Em um segundo momento, é de se observar que a questão se refere à dosimetria da pena [quantidade de pena aplicada] e não se as condutas praticadas pelos agentes no dia 8 de janeiro podem ser consideradas típicas [crimes]. Logo, a análise solicitada restringe-se ao quantum da pena aplicada. Dito isso, é necessário verificar as penas que o legislador fixou para cada uma das condutas entendidas como ilícitas pela 1ª Turma do STF. Além disso, o legislador determinou ao magistrado que, quando for aplicar da pena, deve individualizá-la para cada pessoa, conforme determina a Constituição da República em seu art. 5º, XLVI e o art. 68 do Código Penal.

Por essa razão, embora duas pessoas pratiquem a mesma conduta ilícita, as penas podem ser diversas em espécie e quantidade. Dessa forma, seria necessário analisar individualmente cada sentença para compreender os motivos que levaram a 1ª Turma do STF a aplicar a pena.

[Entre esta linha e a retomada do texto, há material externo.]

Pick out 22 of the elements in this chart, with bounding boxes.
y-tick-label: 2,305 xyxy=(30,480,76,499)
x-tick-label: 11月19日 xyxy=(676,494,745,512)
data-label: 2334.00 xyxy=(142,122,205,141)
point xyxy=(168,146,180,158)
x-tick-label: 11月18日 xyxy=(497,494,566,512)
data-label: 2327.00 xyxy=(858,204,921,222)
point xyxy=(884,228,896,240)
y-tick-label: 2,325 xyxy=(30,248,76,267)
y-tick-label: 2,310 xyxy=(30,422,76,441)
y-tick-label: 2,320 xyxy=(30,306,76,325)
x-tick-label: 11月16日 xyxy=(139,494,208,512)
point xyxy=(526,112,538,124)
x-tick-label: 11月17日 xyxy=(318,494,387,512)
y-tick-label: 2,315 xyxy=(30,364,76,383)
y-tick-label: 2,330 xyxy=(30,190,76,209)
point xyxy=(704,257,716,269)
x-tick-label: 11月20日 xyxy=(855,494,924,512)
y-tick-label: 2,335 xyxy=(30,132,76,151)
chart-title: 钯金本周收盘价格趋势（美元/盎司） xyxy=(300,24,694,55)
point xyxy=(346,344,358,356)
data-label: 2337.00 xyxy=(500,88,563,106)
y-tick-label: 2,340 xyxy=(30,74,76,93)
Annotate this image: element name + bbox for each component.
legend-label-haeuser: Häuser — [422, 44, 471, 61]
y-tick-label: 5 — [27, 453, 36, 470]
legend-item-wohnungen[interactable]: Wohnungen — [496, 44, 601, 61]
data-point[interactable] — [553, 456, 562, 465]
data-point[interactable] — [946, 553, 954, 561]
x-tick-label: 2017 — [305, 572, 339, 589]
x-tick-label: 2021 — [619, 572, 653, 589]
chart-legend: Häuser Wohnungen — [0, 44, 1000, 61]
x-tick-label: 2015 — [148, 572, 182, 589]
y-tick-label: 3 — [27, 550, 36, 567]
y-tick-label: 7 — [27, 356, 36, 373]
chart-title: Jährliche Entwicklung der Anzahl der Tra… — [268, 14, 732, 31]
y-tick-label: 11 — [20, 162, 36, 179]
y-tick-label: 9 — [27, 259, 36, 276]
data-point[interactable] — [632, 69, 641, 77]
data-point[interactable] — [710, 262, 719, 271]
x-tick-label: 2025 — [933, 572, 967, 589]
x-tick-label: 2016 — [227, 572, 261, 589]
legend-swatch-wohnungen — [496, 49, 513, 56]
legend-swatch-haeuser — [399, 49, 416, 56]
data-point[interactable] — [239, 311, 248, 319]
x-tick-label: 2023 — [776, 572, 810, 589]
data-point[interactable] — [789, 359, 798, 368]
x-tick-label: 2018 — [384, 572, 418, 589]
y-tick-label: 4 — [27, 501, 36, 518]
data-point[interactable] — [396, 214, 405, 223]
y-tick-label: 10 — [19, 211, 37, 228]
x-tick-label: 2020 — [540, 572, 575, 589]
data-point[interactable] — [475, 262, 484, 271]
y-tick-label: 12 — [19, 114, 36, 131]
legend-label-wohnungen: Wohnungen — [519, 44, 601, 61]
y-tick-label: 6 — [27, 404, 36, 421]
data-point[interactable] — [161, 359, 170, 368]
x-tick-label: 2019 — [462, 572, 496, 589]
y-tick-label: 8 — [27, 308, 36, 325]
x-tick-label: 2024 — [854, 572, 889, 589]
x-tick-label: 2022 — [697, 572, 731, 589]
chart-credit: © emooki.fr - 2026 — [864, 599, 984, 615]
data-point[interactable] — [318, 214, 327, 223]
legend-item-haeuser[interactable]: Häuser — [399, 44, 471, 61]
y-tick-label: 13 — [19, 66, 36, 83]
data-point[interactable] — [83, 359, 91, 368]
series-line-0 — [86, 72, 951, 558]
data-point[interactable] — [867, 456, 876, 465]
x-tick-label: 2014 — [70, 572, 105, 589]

Logo, em uma análise sem aprofundamento em cada uma das decisões proferidas, não é possível afirmar que houve ‘exagero’ no quantum da pena aplicado. Não obstante, caso a pessoa tenha sido condenada pela praticada de todas as condutas acima descritas, a pena seria privativa de liberdade, com um quantum mínimo de dez anos e seis meses”.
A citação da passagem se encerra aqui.